The following example code creates an instance, increments it by a million and prints the count.

        HazelcastInstance hazelcastInstance = Hazelcast.newHazelcastInstance();
        IAtomicLong counter = hazelcastInstance.getCPSubsystem().getAtomicLong( "counter" );
        for ( int k = 0; k < 1000 * 1000; k++ ) {
            if ( k % 500000 == 0 ) {
                System.out.println( "At: " + k );
            }
            counter.incrementAndGet();
        }
        System.out.printf( "Count is %s\n", counter.get() );
        counter.destroy();

When you start other instances with the code above, you will see the count as member count times a million.

IAtomicLongs are not automatically removed. If an instance is not used anymore, Hazelcast does not automatically perform garbage collection in it. This can lead to an OutOfMemoryError. If you create IAtomicLongs on the fly, make sure they are destroyed. See Destroying Objects and CP Data Structures.

Sending Functions to IAtomicLong

You can send functions to an IAtomicLong. IFunction is a Hazelcast owned, single method interface. The following example IFunction implementation adds two to the original value.

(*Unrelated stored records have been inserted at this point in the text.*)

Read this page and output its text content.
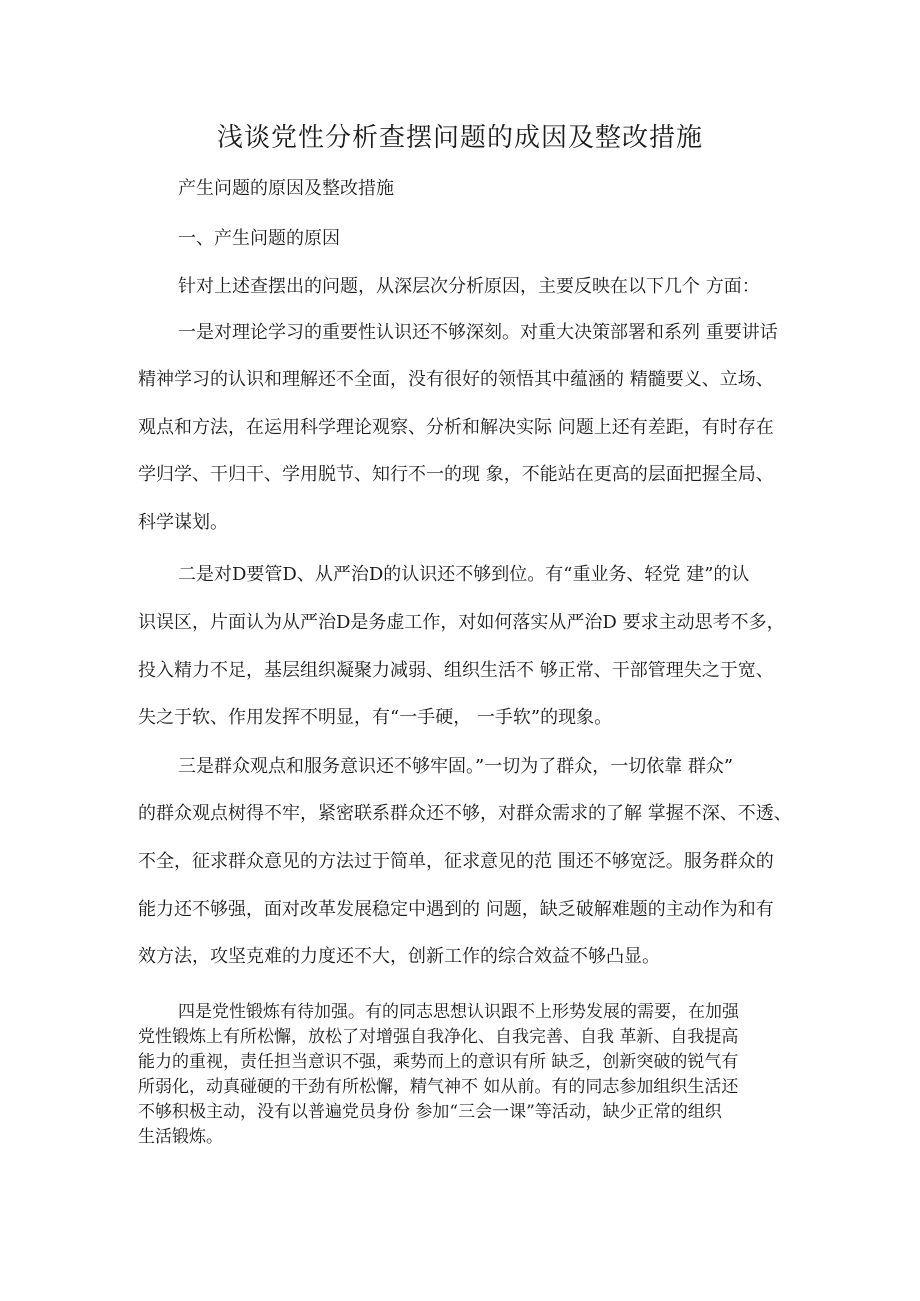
浅谈党性分析查摆问题的成因及整改措施
产生问题的原因及整改措施
一、产生问题的原因
针对上述查摆出的问题，从深层次分析原因，主要反映在以下几个 方面：
一是对理论学习的重要性认识还不够深刻。对重大决策部署和系列 重要讲话
精神学习的认识和理解还不全面，没有很好的领悟其中蕴涵的 精髓要义、立场、
观点和方法，在运用科学理论观察、分析和解决实际 问题上还有差距，有时存在
学归学、干归干、学用脱节、知行不一的现 象，不能站在更高的层面把握全局、
科学谋划。
二是对D要管D、从严治D的认识还不够到位。有“重业务、轻党 建”的认
识误区，片面认为从严治D是务虚工作，对如何落实从严治D 要求主动思考不多，
投入精力不足，基层组织凝聚力减弱、组织生活不 够正常、干部管理失之于宽、
失之于软、作用发挥不明显，有“一手硬， 一手软”的现象。
三是群众观点和服务意识还不够牢固。”一切为了群众，一切依靠 群众”
的群众观点树得不牢，紧密联系群众还不够，对群众需求的了解 掌握不深、不透、
不全，征求群众意见的方法过于简单，征求意见的范 围还不够宽泛。服务群众的
能力还不够强，面对改革发展稳定中遇到的 问题，缺乏破解难题的主动作为和有
效方法，攻坚克难的力度还不大，创新工作的综合效益不够凸显。
四是党性锻炼有待加强。有的同志思想认识跟不上形势发展的需要，在加强
党性锻炼上有所松懈，放松了对增强自我净化、自我完善、自我 革新、自我提高
能力的重视，责任担当意识不强，乘势而上的意识有所 缺乏，创新突破的锐气有
所弱化，动真碰硬的干劲有所松懈，精气神不 如从前。有的同志参加组织生活还
不够积极主动，没有以普遍党员身份 参加“三会一课”等活动，缺少正常的组织
生活锻炼。
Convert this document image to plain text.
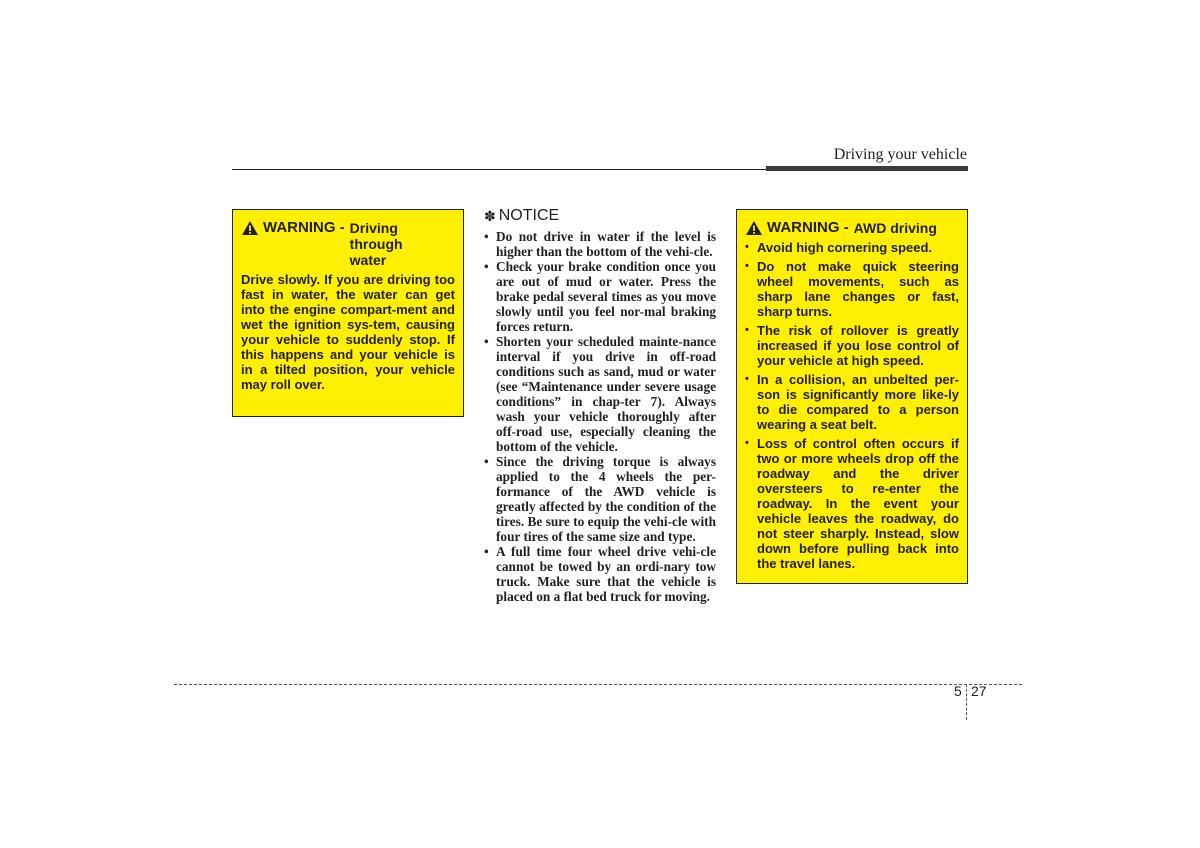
Driving your vehicle
WARNING - Driving through water
Drive slowly. If you are driving too fast in water, the water can get into the engine compart-ment and wet the ignition sys-tem, causing your vehicle to suddenly stop. If this happens and your vehicle is in a tilted position, your vehicle may roll over.
✽ NOTICE
• Do not drive in water if the level is higher than the bottom of the vehi-cle.
• Check your brake condition once you are out of mud or water. Press the brake pedal several times as you move slowly until you feel nor-mal braking forces return.
• Shorten your scheduled mainte-nance interval if you drive in off-road conditions such as sand, mud or water (see “Maintenance under severe usage conditions” in chap-ter 7). Always wash your vehicle thoroughly after off-road use, especially cleaning the bottom of the vehicle.
• Since the driving torque is always applied to the 4 wheels the per-formance of the AWD vehicle is greatly affected by the condition of the tires. Be sure to equip the vehi-cle with four tires of the same size and type.
• A full time four wheel drive vehi-cle cannot be towed by an ordi-nary tow truck. Make sure that the vehicle is placed on a flat bed truck for moving.
WARNING - AWD driving
• Avoid high cornering speed.
• Do not make quick steering wheel movements, such as sharp lane changes or fast, sharp turns.
• The risk of rollover is greatly increased if you lose control of your vehicle at high speed.
• In a collision, an unbelted per-son is significantly more like-ly to die compared to a person wearing a seat belt.
• Loss of control often occurs if two or more wheels drop off the roadway and the driver oversteers to re-enter the roadway. In the event your vehicle leaves the roadway, do not steer sharply. Instead, slow down before pulling back into the travel lanes.
5 27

    private static class Add2Function implements IFunction<Long, Long> {
        @Override
        public Long apply( Long input ) {
            return input + 2;
        }
    }

Executing Functions on IAtomicLong

You can use the following methods to execute functions on IAtomicLong:

  • apply: Applies the function to the value in IAtomicLong without changing the actual value and returning the result.

  • alter: Alters the value stored in the IAtomicLong by applying the function. It does not send back a result.

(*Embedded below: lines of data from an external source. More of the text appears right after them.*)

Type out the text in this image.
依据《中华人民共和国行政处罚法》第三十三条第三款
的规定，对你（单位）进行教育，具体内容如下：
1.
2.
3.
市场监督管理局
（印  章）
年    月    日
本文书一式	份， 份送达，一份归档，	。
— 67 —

  • alterAndGet: Alters the value stored in the IAtomicLong by applying the function, storing the result in the IAtomicLong and returning the result.

  • getAndAlter: Alters the value stored in the IAtomicLong by applying the function and returning the original value.

The following example includes these methods.

        HazelcastInstance hazelcastInstance = Hazelcast.newHazelcastInstance();
        IAtomicLong atomicLong = hazelcastInstance.getCPSubsystem().getAtomicLong( "counter" );

        atomicLong.set( 1 );
        long result = atomicLong.apply( new Add2Function() );
        System.out.println( "apply.result: " + result);
        System.out.println( "apply.value: " + atomicLong.get() );

        atomicLong.set( 1 );
        atomicLong.alter( new Add2Function() );
        System.out.println( "alter.value: " + atomicLong.get() );

        atomicLong.set( 1 );
        result = atomicLong.alterAndGet( new Add2Function() );
        System.out.println( "alterAndGet.result: " + result );
        System.out.println( "alterAndGet.value: " + atomicLong.get() );

        atomicLong.set( 1 );
        result = atomicLong.getAndAlter( new Add2Function() );
        System.out.println( "getAndAlter.result: " + result );
        System.out.println( "getAndAlter.value: " + atomicLong.get() );
        atomicLong.destroy();

The output of the above class when run is as follows:

apply.result: 3
apply.value: 1
alter.value: 3
alterAndGet.result: 3
alterAndGet.value: 3
getAndAlter.result: 1
getAndAlter.value: 3

Reasons to Use Functions with IAtomicLong

The reason for using a function instead of a simple code line like atomicLong.set(atomicLong.get() + 2)); is that the IAtomicLong read and write operations are not atomic. Since IAtomicLong is a distributed implementation, those operations can be remote ones, which may lead to race problems. By using functions, the data is not pulled into the code, but the code is sent to the data. This makes it more scalable.